Io e il ciclone (1928) fa parte della sezione dedicata al Progetto Keaton di quest’anno. Proiettato in Piazza Maggiore con l’accompagnamento dell’Orchestra del Teatro Comunale di Bologna che ha eseguito le musiche composte e dirette da Timothy Brock.

Buster è in questo film Billy Jr. figlio di Steamboat Bill, proprietario di un battello fluviale sgangherato. Bill ha un grande rivale il ricco King: proprietario di un nuovissimo battello. Billy Jr., finiti gli studi, lascia il college e la città per andare a trovare il padre che non vede da quando era piccolo. Non appena i due si incontrano iniziano i problemi e l’equilibrio precario degli abitanti del paese è messo a repentaglio. Il grosso e forzuto Bill trova dinnanzi a sé un gracile ragazzo vestito in maniera buffa, con i baffetti, una grande valigia che fatica a portare e un ukulele. Da una parte il padre cerca, per tutto il film, di trasformarlo e renderlo più simile a sé. Dall’altra parte Billy Jr. cerca disperatamente di conformarsi agli ideali paterni, esasperandoli (come è tipico dei personaggi di Keaton) finendo evidentemente per deludere in continuazione il padre.

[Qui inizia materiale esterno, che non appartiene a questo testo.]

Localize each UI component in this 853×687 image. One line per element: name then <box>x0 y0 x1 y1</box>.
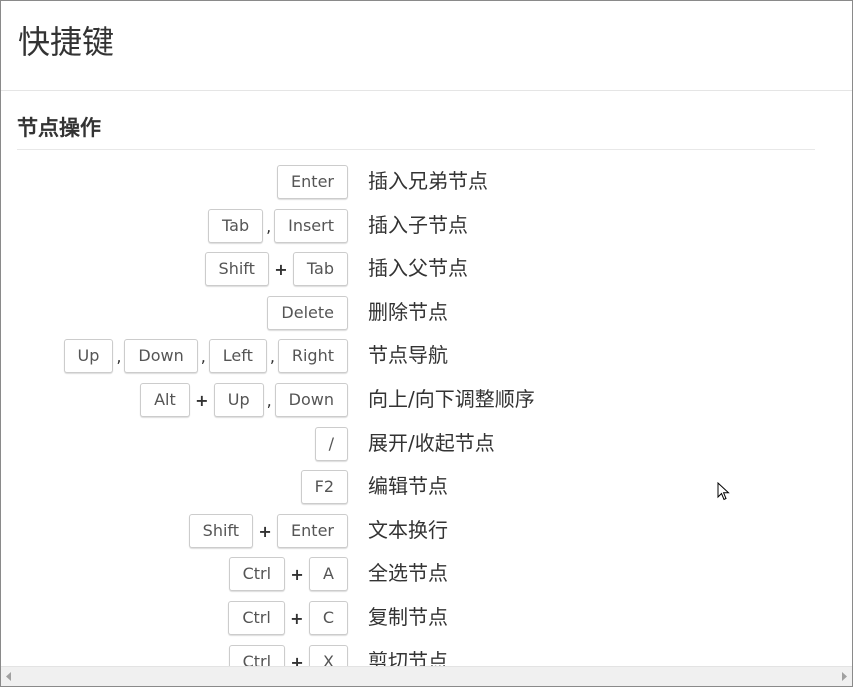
plus-separator: + <box>195 390 209 410</box>
key-cap: A <box>309 557 348 591</box>
arrow-left-icon[interactable] <box>4 671 14 682</box>
shortcut-description: 删除节点 <box>368 300 448 324</box>
shortcut-row: Delete 删除节点 <box>1 290 852 334</box>
key-cap: Ctrl <box>228 601 285 635</box>
section-title: 节点操作 <box>17 116 101 140</box>
shortcut-description: 节点导航 <box>368 343 448 367</box>
comma-separator: , <box>116 346 122 366</box>
shortcut-row: Ctrl + A 全选节点 <box>1 551 852 595</box>
shortcut-row: Shift + Tab 插入父节点 <box>1 246 852 290</box>
key-cap: Ctrl <box>228 557 286 591</box>
key-combination: Delete <box>267 296 348 330</box>
key-cap: C <box>308 601 348 635</box>
comma-separator: , <box>200 346 206 366</box>
key-combination: / <box>314 427 348 461</box>
key-cap: Delete <box>267 296 348 330</box>
key-cap: Up <box>213 383 264 417</box>
key-combination: F2 <box>300 470 348 504</box>
dialog-header: 快捷键 <box>1 1 852 91</box>
shortcut-row: Alt + Up, Down 向上/向下调整顺序 <box>1 377 852 421</box>
mouse-pointer-icon <box>717 482 730 501</box>
key-combination: Tab, Insert <box>208 209 348 243</box>
shortcut-description: 插入兄弟节点 <box>368 169 488 193</box>
shortcut-description: 展开/收起节点 <box>368 431 495 455</box>
key-cap: Enter <box>277 514 348 548</box>
key-cap: Up <box>63 339 114 373</box>
key-cap: Left <box>208 339 267 373</box>
shortcut-row: Shift + Enter 文本换行 <box>1 508 852 552</box>
key-combination: Enter <box>277 165 348 199</box>
key-cap: Enter <box>277 165 348 199</box>
key-cap: Down <box>274 383 348 417</box>
shortcut-row: Up, Down, Left, Right 节点导航 <box>1 333 852 377</box>
comma-separator: , <box>266 216 272 236</box>
key-cap: / <box>314 427 348 461</box>
shortcuts-window: 快捷键 节点操作 Enter 插入兄弟节点 Tab, Insert 插入子节点 Shift… <box>0 0 853 687</box>
comma-separator: , <box>269 346 275 366</box>
shortcut-description: 全选节点 <box>368 561 448 585</box>
key-cap: F2 <box>300 470 348 504</box>
key-cap: Alt <box>140 383 190 417</box>
page-title: 快捷键 <box>18 23 115 61</box>
plus-separator: + <box>258 521 272 541</box>
key-cap: Tab <box>208 209 264 243</box>
shortcut-description: 文本换行 <box>368 518 448 542</box>
key-combination: Alt + Up, Down <box>140 383 348 417</box>
comma-separator: , <box>266 390 272 410</box>
key-combination: Ctrl + C <box>228 601 348 635</box>
plus-separator: + <box>274 259 288 279</box>
plus-separator: + <box>290 564 304 584</box>
key-combination: Shift + Tab <box>204 252 348 286</box>
key-cap: Insert <box>274 209 348 243</box>
key-cap: Shift <box>188 514 254 548</box>
shortcut-row: Enter 插入兄弟节点 <box>1 159 852 203</box>
shortcut-row: Tab, Insert 插入子节点 <box>1 203 852 247</box>
shortcut-row: Ctrl + C 复制节点 <box>1 595 852 639</box>
key-cap: Down <box>124 339 198 373</box>
section-divider <box>17 149 815 150</box>
shortcut-description: 复制节点 <box>368 605 448 629</box>
horizontal-scrollbar[interactable] <box>1 666 852 686</box>
shortcut-description: 编辑节点 <box>368 474 448 498</box>
key-cap: Right <box>277 339 348 373</box>
key-cap: Shift <box>204 252 269 286</box>
shortcut-description: 向上/向下调整顺序 <box>368 387 535 411</box>
plus-separator: + <box>290 608 304 628</box>
shortcut-row: / 展开/收起节点 <box>1 421 852 465</box>
shortcut-description: 插入子节点 <box>368 213 468 237</box>
arrow-right-icon[interactable] <box>839 671 849 682</box>
key-combination: Ctrl + A <box>228 557 348 591</box>
key-cap: Tab <box>292 252 348 286</box>
key-combination: Up, Down, Left, Right <box>63 339 348 373</box>
key-combination: Shift + Enter <box>188 514 348 548</box>
shortcut-description: 插入父节点 <box>368 256 468 280</box>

Keaton piomba in una situazione che lo costringe al principio alla passività e dove l’equivoco (un suo tema base) diventa il motivo che fa scatenare l’azione. È anche un film sul riscatto del piccolo uomo che, scontrandosi con un terrificante ciclone che incombe sul paese, diventa l’eroe della situazione: prendendo letteralmente le redini del vecchio battello e della sua vita. Arricchito da gag, indimenticabili nel tempo, e da spericolate acrobazie è stato uno dei maggiori successi di Keaton.

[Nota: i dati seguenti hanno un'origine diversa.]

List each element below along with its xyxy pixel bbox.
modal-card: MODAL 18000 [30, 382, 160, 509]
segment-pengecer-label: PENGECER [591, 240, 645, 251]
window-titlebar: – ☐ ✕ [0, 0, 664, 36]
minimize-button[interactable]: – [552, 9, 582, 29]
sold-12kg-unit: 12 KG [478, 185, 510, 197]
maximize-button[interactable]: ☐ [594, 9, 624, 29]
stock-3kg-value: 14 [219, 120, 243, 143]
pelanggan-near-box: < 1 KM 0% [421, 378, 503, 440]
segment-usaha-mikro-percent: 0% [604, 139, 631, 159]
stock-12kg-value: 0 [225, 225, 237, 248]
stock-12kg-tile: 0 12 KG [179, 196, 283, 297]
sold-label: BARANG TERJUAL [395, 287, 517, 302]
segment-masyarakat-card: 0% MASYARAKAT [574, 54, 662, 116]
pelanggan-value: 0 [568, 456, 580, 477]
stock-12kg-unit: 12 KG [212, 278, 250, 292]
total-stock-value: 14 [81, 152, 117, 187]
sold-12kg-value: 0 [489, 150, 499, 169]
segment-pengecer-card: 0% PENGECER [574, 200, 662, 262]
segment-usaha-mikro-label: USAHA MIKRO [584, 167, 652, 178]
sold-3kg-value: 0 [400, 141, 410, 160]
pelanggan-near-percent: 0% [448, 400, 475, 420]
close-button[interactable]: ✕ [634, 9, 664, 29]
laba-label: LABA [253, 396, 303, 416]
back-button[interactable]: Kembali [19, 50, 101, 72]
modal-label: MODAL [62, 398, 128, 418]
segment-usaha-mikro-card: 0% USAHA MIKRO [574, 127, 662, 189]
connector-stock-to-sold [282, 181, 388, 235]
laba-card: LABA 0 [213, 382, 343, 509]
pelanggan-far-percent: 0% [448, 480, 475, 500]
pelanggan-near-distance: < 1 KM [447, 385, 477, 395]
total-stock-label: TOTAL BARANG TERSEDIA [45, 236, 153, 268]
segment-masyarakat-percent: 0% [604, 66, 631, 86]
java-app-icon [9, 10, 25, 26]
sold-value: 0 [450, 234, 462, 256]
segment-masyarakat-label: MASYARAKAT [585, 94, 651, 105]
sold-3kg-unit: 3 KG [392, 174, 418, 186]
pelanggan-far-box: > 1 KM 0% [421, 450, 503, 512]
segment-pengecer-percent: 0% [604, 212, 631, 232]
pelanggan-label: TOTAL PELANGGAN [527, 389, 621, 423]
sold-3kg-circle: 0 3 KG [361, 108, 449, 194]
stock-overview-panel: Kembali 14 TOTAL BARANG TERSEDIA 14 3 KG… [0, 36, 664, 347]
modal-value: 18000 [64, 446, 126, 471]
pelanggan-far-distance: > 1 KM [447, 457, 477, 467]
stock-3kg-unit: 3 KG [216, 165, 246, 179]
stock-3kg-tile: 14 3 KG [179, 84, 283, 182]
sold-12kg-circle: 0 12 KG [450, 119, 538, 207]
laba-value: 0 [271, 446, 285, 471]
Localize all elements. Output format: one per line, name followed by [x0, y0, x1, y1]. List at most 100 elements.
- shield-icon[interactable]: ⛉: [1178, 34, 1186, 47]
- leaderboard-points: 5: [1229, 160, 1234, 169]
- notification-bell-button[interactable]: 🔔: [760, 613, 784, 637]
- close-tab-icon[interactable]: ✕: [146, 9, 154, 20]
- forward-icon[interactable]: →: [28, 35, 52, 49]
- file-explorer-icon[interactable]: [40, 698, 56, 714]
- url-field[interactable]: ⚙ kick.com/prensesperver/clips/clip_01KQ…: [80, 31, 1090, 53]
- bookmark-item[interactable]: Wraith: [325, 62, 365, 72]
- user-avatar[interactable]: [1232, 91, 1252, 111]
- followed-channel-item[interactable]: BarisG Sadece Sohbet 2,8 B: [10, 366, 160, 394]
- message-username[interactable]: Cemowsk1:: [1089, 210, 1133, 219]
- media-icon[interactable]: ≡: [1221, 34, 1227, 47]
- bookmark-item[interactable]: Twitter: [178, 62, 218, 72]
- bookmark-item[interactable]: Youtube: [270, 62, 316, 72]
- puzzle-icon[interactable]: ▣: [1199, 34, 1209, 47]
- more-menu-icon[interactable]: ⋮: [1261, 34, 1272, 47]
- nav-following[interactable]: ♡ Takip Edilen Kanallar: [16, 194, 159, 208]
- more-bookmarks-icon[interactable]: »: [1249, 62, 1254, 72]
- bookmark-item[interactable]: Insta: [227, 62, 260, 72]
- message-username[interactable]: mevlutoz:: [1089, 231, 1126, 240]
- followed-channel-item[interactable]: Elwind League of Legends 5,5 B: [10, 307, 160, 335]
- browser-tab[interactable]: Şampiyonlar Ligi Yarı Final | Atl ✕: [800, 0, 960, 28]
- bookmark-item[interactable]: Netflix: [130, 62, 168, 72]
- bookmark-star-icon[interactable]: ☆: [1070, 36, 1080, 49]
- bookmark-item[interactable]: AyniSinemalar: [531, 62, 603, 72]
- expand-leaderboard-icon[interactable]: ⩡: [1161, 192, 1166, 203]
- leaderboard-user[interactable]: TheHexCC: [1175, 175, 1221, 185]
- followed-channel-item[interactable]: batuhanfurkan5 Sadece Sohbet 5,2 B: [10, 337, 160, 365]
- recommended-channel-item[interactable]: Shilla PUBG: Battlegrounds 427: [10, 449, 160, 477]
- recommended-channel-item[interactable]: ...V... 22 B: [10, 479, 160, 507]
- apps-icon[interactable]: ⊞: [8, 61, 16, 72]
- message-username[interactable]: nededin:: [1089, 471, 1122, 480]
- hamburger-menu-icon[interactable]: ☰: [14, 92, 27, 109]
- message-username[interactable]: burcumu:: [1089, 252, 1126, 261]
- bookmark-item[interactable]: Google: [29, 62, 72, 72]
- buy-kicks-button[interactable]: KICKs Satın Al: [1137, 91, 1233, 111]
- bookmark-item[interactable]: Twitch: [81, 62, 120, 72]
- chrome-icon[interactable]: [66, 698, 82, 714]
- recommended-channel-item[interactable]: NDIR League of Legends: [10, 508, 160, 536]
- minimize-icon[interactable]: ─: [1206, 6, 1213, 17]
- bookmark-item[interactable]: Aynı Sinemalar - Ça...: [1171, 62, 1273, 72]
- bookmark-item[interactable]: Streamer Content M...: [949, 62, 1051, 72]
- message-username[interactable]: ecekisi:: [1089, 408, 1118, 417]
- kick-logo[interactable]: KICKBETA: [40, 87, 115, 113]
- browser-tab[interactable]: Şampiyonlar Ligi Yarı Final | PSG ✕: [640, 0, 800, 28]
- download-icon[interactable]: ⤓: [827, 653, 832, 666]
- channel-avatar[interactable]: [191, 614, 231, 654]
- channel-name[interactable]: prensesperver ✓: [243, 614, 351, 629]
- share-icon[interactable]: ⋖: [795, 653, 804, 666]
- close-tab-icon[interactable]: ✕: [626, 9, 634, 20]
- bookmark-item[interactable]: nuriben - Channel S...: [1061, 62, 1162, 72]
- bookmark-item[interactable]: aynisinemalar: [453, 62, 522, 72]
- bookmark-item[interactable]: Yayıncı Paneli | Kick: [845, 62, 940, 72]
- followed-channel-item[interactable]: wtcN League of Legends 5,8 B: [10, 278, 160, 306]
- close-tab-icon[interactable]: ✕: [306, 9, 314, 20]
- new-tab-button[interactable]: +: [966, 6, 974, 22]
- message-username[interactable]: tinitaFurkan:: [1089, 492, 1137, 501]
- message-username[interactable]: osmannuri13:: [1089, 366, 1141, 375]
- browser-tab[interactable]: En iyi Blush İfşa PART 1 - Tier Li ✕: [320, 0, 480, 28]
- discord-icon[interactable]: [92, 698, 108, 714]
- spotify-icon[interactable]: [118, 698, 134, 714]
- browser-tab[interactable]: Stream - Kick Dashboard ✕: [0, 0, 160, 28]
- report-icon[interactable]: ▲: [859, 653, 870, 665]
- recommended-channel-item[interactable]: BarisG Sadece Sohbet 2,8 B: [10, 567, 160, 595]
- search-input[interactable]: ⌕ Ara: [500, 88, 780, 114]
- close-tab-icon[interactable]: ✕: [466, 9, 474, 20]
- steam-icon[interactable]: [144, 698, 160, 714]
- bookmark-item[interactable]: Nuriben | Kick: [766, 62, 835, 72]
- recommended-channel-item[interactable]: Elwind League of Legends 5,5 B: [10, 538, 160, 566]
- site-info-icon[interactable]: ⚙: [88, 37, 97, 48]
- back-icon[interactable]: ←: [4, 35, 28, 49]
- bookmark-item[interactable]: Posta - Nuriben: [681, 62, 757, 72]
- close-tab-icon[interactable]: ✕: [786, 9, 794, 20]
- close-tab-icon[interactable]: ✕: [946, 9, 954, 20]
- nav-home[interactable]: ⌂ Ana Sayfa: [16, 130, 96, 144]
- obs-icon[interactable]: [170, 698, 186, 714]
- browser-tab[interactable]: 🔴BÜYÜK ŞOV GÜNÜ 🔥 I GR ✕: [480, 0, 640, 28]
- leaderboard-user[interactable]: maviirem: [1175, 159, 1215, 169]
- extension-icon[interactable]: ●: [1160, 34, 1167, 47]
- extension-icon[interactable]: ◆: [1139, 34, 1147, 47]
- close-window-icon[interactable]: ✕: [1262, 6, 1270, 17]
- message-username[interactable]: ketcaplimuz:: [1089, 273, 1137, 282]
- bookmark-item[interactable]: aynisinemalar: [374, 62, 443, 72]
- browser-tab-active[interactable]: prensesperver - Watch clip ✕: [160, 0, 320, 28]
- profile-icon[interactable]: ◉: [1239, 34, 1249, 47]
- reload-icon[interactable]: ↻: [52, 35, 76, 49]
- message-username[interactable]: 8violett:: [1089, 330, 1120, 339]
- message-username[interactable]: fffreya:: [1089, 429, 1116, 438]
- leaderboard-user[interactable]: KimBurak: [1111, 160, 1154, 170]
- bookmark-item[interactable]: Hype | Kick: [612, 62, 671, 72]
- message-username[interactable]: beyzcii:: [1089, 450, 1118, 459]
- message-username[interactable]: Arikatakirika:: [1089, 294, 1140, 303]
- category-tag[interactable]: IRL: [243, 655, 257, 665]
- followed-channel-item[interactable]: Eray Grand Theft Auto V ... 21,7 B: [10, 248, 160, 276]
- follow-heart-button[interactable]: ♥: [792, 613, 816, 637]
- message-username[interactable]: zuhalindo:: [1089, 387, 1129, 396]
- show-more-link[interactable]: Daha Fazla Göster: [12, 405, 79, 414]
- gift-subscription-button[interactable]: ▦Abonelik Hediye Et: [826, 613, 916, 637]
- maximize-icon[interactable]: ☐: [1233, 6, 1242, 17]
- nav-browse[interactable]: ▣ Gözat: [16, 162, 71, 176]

Come ha ricordato Cecilia Cenciarelli nella sua introduzione: “Il padre di Keaton diceva spesso che era così esuberante perché era stato raccolto da un tornado. L’intero set doveva essere distrutto da un ciclone e per questo furono usati enormi e potentissimi ventilatori. La facciata della casa (che pesava più di mezza tonnellata) doveva cadere su Keaton che aveva circa cinque centimetri per non essere schiacciato. La leggenda racconta che nessuno tra le maestranze e gli attori riuscì a guardare questa scena ad occhi aperti”.

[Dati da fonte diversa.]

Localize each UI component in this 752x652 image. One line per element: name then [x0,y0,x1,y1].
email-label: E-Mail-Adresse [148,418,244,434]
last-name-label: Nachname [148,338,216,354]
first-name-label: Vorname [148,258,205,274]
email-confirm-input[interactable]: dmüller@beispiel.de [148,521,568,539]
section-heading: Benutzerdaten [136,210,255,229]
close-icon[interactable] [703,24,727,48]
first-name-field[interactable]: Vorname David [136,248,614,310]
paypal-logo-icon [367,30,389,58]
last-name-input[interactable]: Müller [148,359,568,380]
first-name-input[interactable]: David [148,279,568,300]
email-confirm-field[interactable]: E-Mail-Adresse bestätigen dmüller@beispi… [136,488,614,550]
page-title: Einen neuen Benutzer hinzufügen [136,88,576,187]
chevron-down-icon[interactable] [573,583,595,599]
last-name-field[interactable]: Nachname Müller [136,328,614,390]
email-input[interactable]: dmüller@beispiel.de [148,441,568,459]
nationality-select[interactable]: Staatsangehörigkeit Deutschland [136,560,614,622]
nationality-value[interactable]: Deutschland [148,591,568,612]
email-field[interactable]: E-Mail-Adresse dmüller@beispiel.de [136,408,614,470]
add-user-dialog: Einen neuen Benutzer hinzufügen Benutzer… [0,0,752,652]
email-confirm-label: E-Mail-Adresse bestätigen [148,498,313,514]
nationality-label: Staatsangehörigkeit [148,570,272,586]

Keaton amò profondamente il suo lavoro e in un qualche modo pensava anche al pubblico che tutt’ora ride proprio perché è privato della capacità razionale di prevedere le sue azioni. Così facendo è riuscito a restare nella memoria che, di generazione in generazione, lo riesce ad acclamare anche negli anni dove la comunicazione è a volte troppa e superflua.